2-1-1 serves the WHOLE area (Wood, Hancock, Ottawa, Lucas and Erie counties). Callers who dial in are connected to an information and referral specialist who is highly trained to evaluate each individual situation, access United Way’s extensive database and provide information on the most helpful resources. Calls are confidential and service is available in Spanish.
“There are so many people who want to help,” said Kelli Kreps, a spokeswoman for the United Way. “As the cleanup process progresses, there will be a need for volunteers with specific skill sets and 2-1-1 offers a great way to connect those people with the people who need them.”
Visit www.unitedwaytoledo.org for more information about the service.
People who want to contribute financially to disaster relief have several options. Among the agencies that have provided services are:
•The American Red Cross Greater Toledo Area Chapter. “The outpouring of support for tornado relief has been just been tremendous,” said Jodie Tienvieri, Red Cross spokesperson. “The people in this area give and give, and just when you think they can’t give any more – especially in this economy, they generously turn out to help their neighbors in a time of need.”
• Those who wish to donate to the Red Cross can make a secure online donation at www.redcrosstoledo.org. Donations may also be sent to Red Cross Greater Toledo Area Chapter, 3100 W. Central Ave., Toledo, OH 43606. Call 1-888-590-0098 for more information. Those needing disaster services may call 419-329-6060.
• GenoaBank has established a fund to accept donations to help the victims of the June 5 tornado.
Cash donations and checks will be accepted at all six locations of the bank and should be made payable to the American Red Cross with “Tornado Disaster Relief” in the memo line.
The bank has branches in Elmore, Millbury, Oregon, Crossroads (Rossford), Maumee and its main office in Genoa. Donations may also be sent to Genoa Bank, P.O. Box 98, Genoa, OH 43430. Mark donations for the benefit of storm victims of June 2010. Call 1-800-592-2828 or e-mail email@example.com for more information.
• Support the Salvation Army’s Northwest Ohio Area Services by visiting the agency’s Web site at www.salvationarmynwohio.com, by calling 419-241-1130 or by sending a check to: P.O. Box 798, Toledo, OH 43697-0798.
• ISOH/IMPACT, a Waterville-based organization that provides disaster assistance not only locally but also nationally and even internationally, is sponsoring Bucket Brigade to help disaster victims.

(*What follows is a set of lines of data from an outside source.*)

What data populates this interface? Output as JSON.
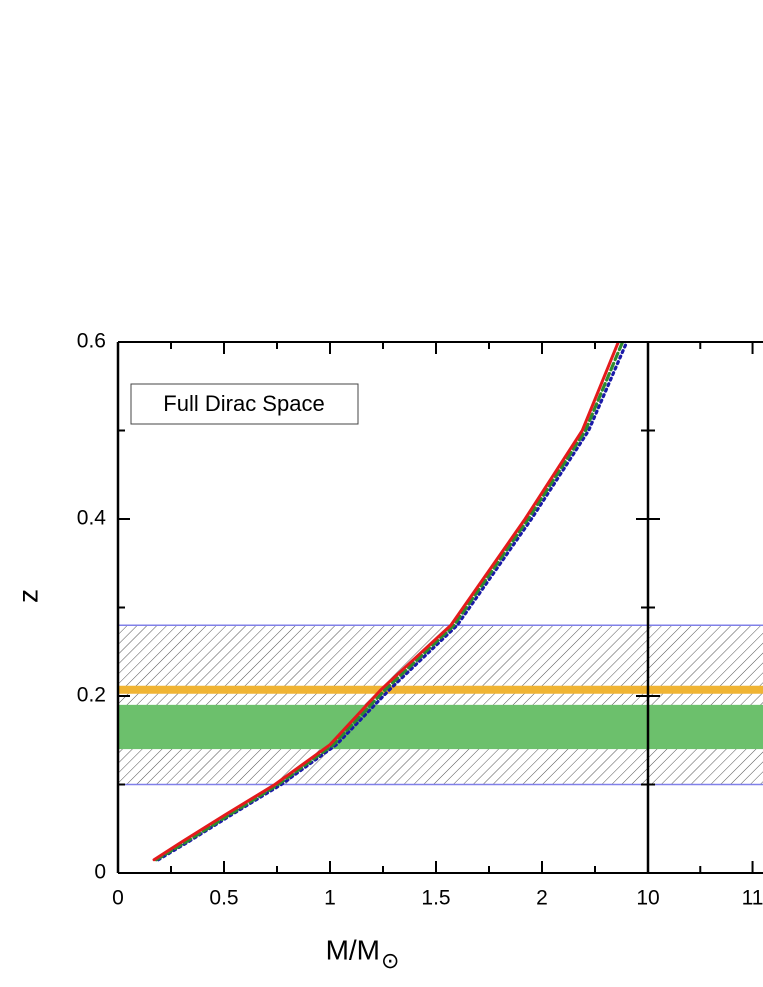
{
  "chart_data": [
    {
      "type": "line",
      "x_label": "M/M",
      "x_label_sub": "⊙",
      "y_label": "z",
      "annotation": "Full Dirac Space",
      "xlim": [
        0,
        2.5
      ],
      "ylim": [
        0,
        0.6
      ],
      "xticks": [
        0,
        0.5,
        1,
        1.5,
        2
      ],
      "yticks": [
        0,
        0.2,
        0.4,
        0.6
      ],
      "xminorticks": [
        0.25,
        0.75,
        1.25,
        1.75,
        2.25
      ],
      "yminorticks": [
        0.1,
        0.3,
        0.5
      ],
      "bands": [
        {
          "from": 0.1,
          "to": 0.28,
          "style": "hatch",
          "color": "#8080e8"
        },
        {
          "from": 0.14,
          "to": 0.19,
          "style": "fill",
          "color": "#6cc06c"
        }
      ],
      "hlines": [
        {
          "value": 0.207,
          "color": "#f0b433"
        }
      ],
      "series": [
        {
          "color": "#1a1aa8",
          "dash": "dotted",
          "x": [
            0.19,
            0.33,
            0.53,
            0.77,
            1.03,
            1.28,
            1.6,
            1.95,
            2.22,
            2.4
          ],
          "values": [
            0.015,
            0.035,
            0.065,
            0.1,
            0.145,
            0.207,
            0.28,
            0.4,
            0.5,
            0.6
          ]
        },
        {
          "color": "#2e8b2e",
          "dash": "dashed",
          "x": [
            0.18,
            0.32,
            0.52,
            0.755,
            1.015,
            1.26,
            1.585,
            1.935,
            2.205,
            2.38
          ],
          "values": [
            0.015,
            0.035,
            0.065,
            0.1,
            0.145,
            0.207,
            0.28,
            0.4,
            0.5,
            0.6
          ]
        },
        {
          "color": "#e41a1c",
          "dash": "solid",
          "x": [
            0.17,
            0.3,
            0.5,
            0.74,
            1.0,
            1.24,
            1.57,
            1.92,
            2.19,
            2.36
          ],
          "values": [
            0.015,
            0.035,
            0.065,
            0.1,
            0.145,
            0.207,
            0.28,
            0.4,
            0.5,
            0.6
          ]
        }
      ]
    },
    {
      "type": "line",
      "xlim": [
        10,
        11.1
      ],
      "ylim": [
        0,
        0.6
      ],
      "xticks": [
        10,
        11
      ],
      "yticks": [
        0,
        0.2,
        0.4,
        0.6
      ],
      "xminorticks": [
        10.5
      ],
      "yminorticks": [
        0.1,
        0.3,
        0.5
      ],
      "bands": [
        {
          "from": 0.1,
          "to": 0.28,
          "style": "hatch",
          "color": "#8080e8"
        },
        {
          "from": 0.14,
          "to": 0.19,
          "style": "fill",
          "color": "#6cc06c"
        }
      ],
      "hlines": [
        {
          "value": 0.207,
          "color": "#f0b433"
        }
      ],
      "series": []
    }
  ]
}
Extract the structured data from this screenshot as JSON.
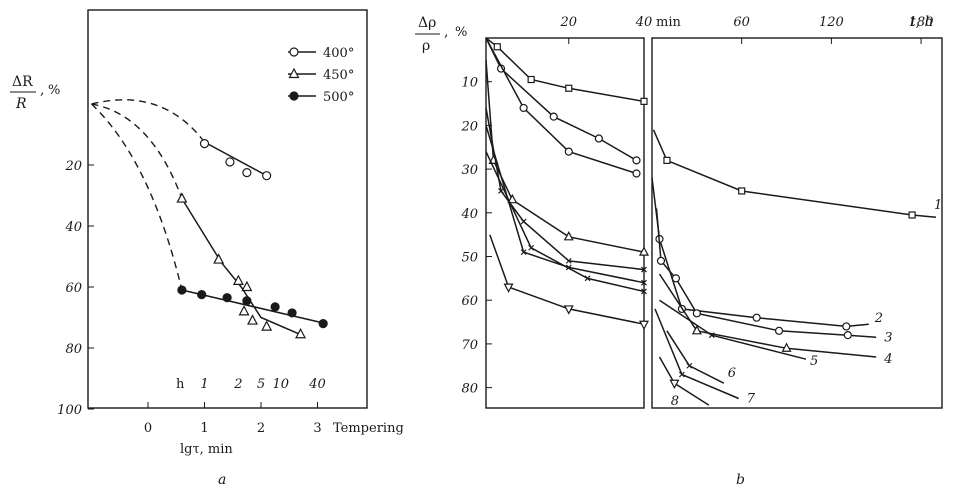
{
  "chart_data": [
    {
      "panel_label": "a",
      "type": "line",
      "y_label_numerator": "ΔR",
      "y_label_denominator": "R",
      "y_label_unit": "%",
      "x_label": "lgτ, min",
      "x_ticks": [
        "0",
        "1",
        "2",
        "3"
      ],
      "x_extra_label": "Tempering",
      "y_ticks": [
        "20",
        "40",
        "60",
        "80",
        "100"
      ],
      "xlim": [
        -1.0,
        3.5
      ],
      "ylim": [
        0,
        100
      ],
      "y_inverted": true,
      "hours_label": "h",
      "hours_ticks": [
        {
          "label": "1",
          "x": 1.0
        },
        {
          "label": "2",
          "x": 1.6
        },
        {
          "label": "5",
          "x": 2.0
        },
        {
          "label": "10",
          "x": 2.35
        },
        {
          "label": "40",
          "x": 3.0
        }
      ],
      "series": [
        {
          "name": "400°",
          "marker": "circle-open",
          "x": [
            1.0,
            1.45,
            1.75,
            2.1
          ],
          "y": [
            13,
            19,
            22.5,
            23.5
          ],
          "dashed_from": [
            -1.0,
            0
          ],
          "fit_x": [
            1.0,
            2.15
          ],
          "fit_y": [
            12.5,
            24
          ]
        },
        {
          "name": "450°",
          "marker": "triangle-open",
          "x": [
            0.6,
            1.25,
            1.6,
            1.75,
            1.7,
            1.85,
            2.1,
            2.7
          ],
          "y": [
            31,
            51,
            58,
            60,
            68,
            71,
            73,
            75.5
          ],
          "dashed_from": [
            -1.0,
            0
          ],
          "fit_x": [
            0.6,
            1.3,
            1.65,
            2.0,
            2.75
          ],
          "fit_y": [
            31,
            52,
            60,
            70,
            76
          ]
        },
        {
          "name": "500°",
          "marker": "circle-filled",
          "x": [
            0.6,
            0.95,
            1.4,
            1.75,
            2.25,
            2.55,
            3.1
          ],
          "y": [
            61,
            62.5,
            63.5,
            64.5,
            66.5,
            68.5,
            72
          ],
          "dashed_from": [
            -1.0,
            0
          ],
          "fit_x": [
            0.6,
            3.15
          ],
          "fit_y": [
            61,
            72
          ]
        }
      ]
    },
    {
      "panel_label": "b",
      "type": "line",
      "y_label_numerator": "Δρ",
      "y_label_denominator": "ρ",
      "y_label_unit": "%",
      "y_ticks": [
        "10",
        "20",
        "30",
        "40",
        "50",
        "60",
        "70",
        "80"
      ],
      "ylim": [
        0,
        85
      ],
      "y_inverted": true,
      "left_x_ticks": [
        "20",
        "40"
      ],
      "left_x_unit": "min",
      "left_xlim": [
        -2.0,
        40.0
      ],
      "right_x_ticks": [
        "60",
        "120",
        "180"
      ],
      "right_x_unit": "t, h",
      "right_xlim": [
        0,
        194
      ],
      "series": [
        {
          "name": "1",
          "marker": "square",
          "left_x": [
            -2.0,
            1.0,
            10.0,
            20.0,
            40.0
          ],
          "left_y": [
            0,
            2,
            9.5,
            11.5,
            14.5
          ],
          "right_x": [
            1.0,
            10.0,
            60.0,
            174.0,
            190.0
          ],
          "right_y": [
            21,
            28,
            35,
            40.5,
            41
          ]
        },
        {
          "name": "2",
          "marker": "circle",
          "left_x": [
            -2.0,
            2.0,
            16.0,
            28.0,
            38.0
          ],
          "left_y": [
            0,
            7,
            18,
            23,
            28
          ],
          "right_x": [
            0.0,
            5.0,
            20.0,
            70.0,
            130.0,
            145.0
          ],
          "right_y": [
            32,
            46,
            62,
            64,
            66,
            65.5
          ]
        },
        {
          "name": "3",
          "marker": "circle",
          "left_x": [
            -2.0,
            8.0,
            20.0,
            38.0
          ],
          "left_y": [
            0,
            16,
            26,
            31
          ],
          "right_x": [
            3.0,
            6.0,
            16.0,
            30.0,
            85.0,
            131.0,
            150.0
          ],
          "right_y": [
            39,
            51,
            55,
            63,
            67,
            68,
            68.5
          ]
        },
        {
          "name": "4",
          "marker": "triangle",
          "left_x": [
            -2.0,
            0.0,
            5.0,
            20.0,
            40.0
          ],
          "left_y": [
            5,
            28,
            37,
            45.5,
            49
          ],
          "right_x": [
            5.0,
            30.0,
            90.0,
            150.0
          ],
          "right_y": [
            54,
            67,
            71,
            73
          ]
        },
        {
          "name": "5",
          "marker": "cross",
          "left_x": [
            -2.0,
            2.0,
            8.0,
            20.0,
            40.0
          ],
          "left_y": [
            16,
            35,
            42,
            51,
            53
          ],
          "right_x": [
            5.0,
            40.0,
            103.0
          ],
          "right_y": [
            60,
            68,
            73.5
          ]
        },
        {
          "name": "6",
          "marker": "cross",
          "left_x": [
            -2.0,
            8.0,
            20.0,
            40.0
          ],
          "left_y": [
            20,
            49,
            52.5,
            56
          ],
          "right_x": [
            10.0,
            25.0,
            48.0
          ],
          "right_y": [
            67,
            75,
            79
          ]
        },
        {
          "name": "7",
          "marker": "cross",
          "left_x": [
            -2.0,
            10.0,
            25.0,
            40.0
          ],
          "left_y": [
            26,
            48,
            55,
            58
          ],
          "right_x": [
            2.0,
            20.0,
            58.0
          ],
          "right_y": [
            62,
            77,
            82.5
          ]
        },
        {
          "name": "8",
          "marker": "triangle-down",
          "left_x": [
            -1.0,
            4.0,
            20.0,
            40.0
          ],
          "left_y": [
            45,
            57,
            62,
            65.5
          ],
          "right_x": [
            5.0,
            15.0,
            38.0
          ],
          "right_y": [
            73,
            79,
            84
          ]
        }
      ]
    }
  ]
}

Those wishing to help are invited to fill a five-gallon bucket with either cleaning or food items.
For Operation Cleanup, fill the bucket with one gallon of bleach, two bottles of dish soap, two bottles of disinfectant cleaner, four sponges, a pair of gloves and a box of plastic trash bags.
For Operation Feed Families, fill the bucket with canned vegetables and fruits, ready-to-eat canned meats, rice, beans, dried fruit, nuts, powdered milk, baby food (no glass containers), a manual can opener. Please no water, glass items or clothing.
All donations may be dropped at The Town Center at Levis Commons in front of JB’s Sarnie Shoppe, 4195 Levis Commons Blvd. Perrysburg.
Those who don’t wish to fill a bucket may contribute $25 directly to ISOH/IMPACT offices at 25182 W. River Rd., Perrysburg, OH 43551, or donate by credit card by calling the offices at 419-878-8548.
A number of fundraisers and special events are being planned to help local victims. The Press will include information as it becomes available. Details will be updated as they come in at www.presspublications.com.
• On June 13, Rayz Café in Genoa will hold a fundraising barbecue chicken dinner from noon to 8 p.m. The cost is $8, with all proceeds going to help Ottawa County families. In addition to the dinner, there will be entertainment at noon and 50/50 and side raffles throughout the day.
• A Lake Township Tornado Disaster Relief Benefit Concert will be held June 19 from 1-9 p.m., 3150 Navarre Ave., Holiday Inn Plaza. Sponsored by Yeeha’s Bucking Bar & Grill, with the City of Oregon.
Featuring bands, a DJ, beer and concession sales. Donations of money, food and/or clothing welcome.